遠山康光
From Wikipedia, the free encyclopedia
遠山綱景の弟とするのが通説であるが、浅倉直美は、名乗りや活動時期から兄とされる綱景と20歳近くの年齢差が想定されることや『小田原衆所領役帳』で遠山一族は綱景が筆頭を務めている江戸衆に属するのに、康光だけが小田原衆に属して相模国中郡に所領を与えられていることから、元来は遠山一族ではなく娘婿など婚姻関係によって遠山の家名を与えられた可能性を指摘している[1]。
北条氏康より「康」の偏諱を与えられ、近臣に取り立てられた。甲相駿三国同盟が破綻すると、すでに家督を譲っていたにもかかわらず氏康の主導により上杉氏との交渉が始まり、康光はその外交取次として活躍、越相同盟が成立したが、同盟が上手く機能することはなかった。
元亀2年(1571年)10月に氏康が病死すると、元々武田氏との敵対に反対であった北条氏政は同盟を破棄した。取次であった康光は責任を取らされて失脚し、人質として送られていた北条三郎の元へ退転した。

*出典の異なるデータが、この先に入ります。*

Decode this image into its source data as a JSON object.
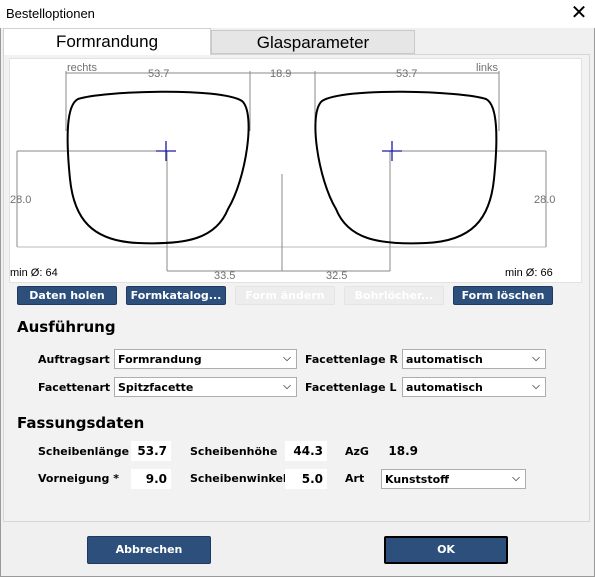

北条三郎は名を上杉景虎と改め、上杉謙信の後継者候補となる。康光は側近として景虎を支え、御館の乱が勃発した際には後北条氏の援軍を呼び寄せ戦おうとするが、冬が近づいてきたこともあり、北条勢は撤退した。景虎らは後北条氏を頼って小田原城に逃れようとしたが、鮫ヶ尾城主堀江宗親の謀反に遭い、景虎は自害、康光も後を追い自害して果てた。